Vinho se tornou uma bebida de todos os povos do Oriente Médio. O texto do profeta Oséias 4,11 sugere que tirosh pode provocar intoxicação se mal preparado. Muitas vezes os profetas alertam para que os pobres não se deixem embebedar pelo vinho dos poderosos. Embriagados são assaltados e mortos por gente desonesta. O simbolismo do vinho está ligado à festa, na celebração de momentos especiais ou memória de fatos importantes. A ideia de fazer um brinde como louvor à vida. Cuide bem da terra e da videira de Deus. Às vezes é necessário podar os ramos para fazer vicejar uvas bonitas e suculentas. Hoje sabemos que o terreno deve estar bem adubado com nitrogênio, calcário e compostos orgânicos, mantendo o pH na faixa de 5-6. Solo precisa estar profundo, bem drenado e ligeiramente argiloso ou arenoso.

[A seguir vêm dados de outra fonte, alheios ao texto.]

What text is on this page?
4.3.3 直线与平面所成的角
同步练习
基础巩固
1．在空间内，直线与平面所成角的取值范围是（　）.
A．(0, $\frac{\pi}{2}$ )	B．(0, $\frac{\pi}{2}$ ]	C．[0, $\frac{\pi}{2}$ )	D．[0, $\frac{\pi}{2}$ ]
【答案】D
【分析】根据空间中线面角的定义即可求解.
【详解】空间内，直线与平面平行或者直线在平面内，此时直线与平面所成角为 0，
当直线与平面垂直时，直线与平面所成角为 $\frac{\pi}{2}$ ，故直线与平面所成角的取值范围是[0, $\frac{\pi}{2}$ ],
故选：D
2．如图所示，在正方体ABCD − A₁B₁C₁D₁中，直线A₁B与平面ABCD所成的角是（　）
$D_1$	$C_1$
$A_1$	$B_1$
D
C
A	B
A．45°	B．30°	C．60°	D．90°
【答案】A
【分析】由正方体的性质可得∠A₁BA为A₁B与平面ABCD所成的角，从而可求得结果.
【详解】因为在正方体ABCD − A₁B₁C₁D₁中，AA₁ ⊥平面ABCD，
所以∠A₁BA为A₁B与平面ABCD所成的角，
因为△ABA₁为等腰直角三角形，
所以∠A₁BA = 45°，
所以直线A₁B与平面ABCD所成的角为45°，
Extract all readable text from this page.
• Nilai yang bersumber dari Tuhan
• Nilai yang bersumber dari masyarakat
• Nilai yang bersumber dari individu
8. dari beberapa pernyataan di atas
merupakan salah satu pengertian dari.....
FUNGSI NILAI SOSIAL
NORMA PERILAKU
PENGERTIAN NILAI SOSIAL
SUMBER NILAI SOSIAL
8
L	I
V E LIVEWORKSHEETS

A festa de Deus pede vinho novo e alegria exuberante

Sem vinho, qualquer festa acaba. Mas, nem toda uva dá vinho. Há perto de 10.000 variedades de uvas ao redor do mundo, sendo que destas, 1.368 são usadas para fazer vinho. Originária da Ásia, a videira é cultivada em todas as regiões de clima temperado. Vale lembrar que vinho, azeite, cevada e figos eram os produtos excelentes do povo semita. A videira é símbolo do povo unido que produz frutos e alegria na arte de viver. Videiras deviam ser bem cuidadas, podadas com regularidade e protegidas das intempéries e dos animais como javalis e raposas. Vinho é citado 14 vezes no NT. Acredita-se que as variedades de uva mais comuns cultivadas na Palestina na época de Jesus eram a Sultana e a Baladi, que ainda são cultivadas na região hoje em dia. Muitas vezes lemos que Israel se compara a videira. Importante recordar que o que sobra na videira depois da colheita pertence aos pobres e viajantes (Lv 19,10). Se os noivos e o organizador da festa ofertassem vinho de baixa qualidade ou viciante, a festa se tornaria uma tragédia. Lembro que as festas judaicas duram sete dias. Maria, a Mãe de Jesus anuncia que não há mais vinho (oinós, em grego), portanto a festa terminou!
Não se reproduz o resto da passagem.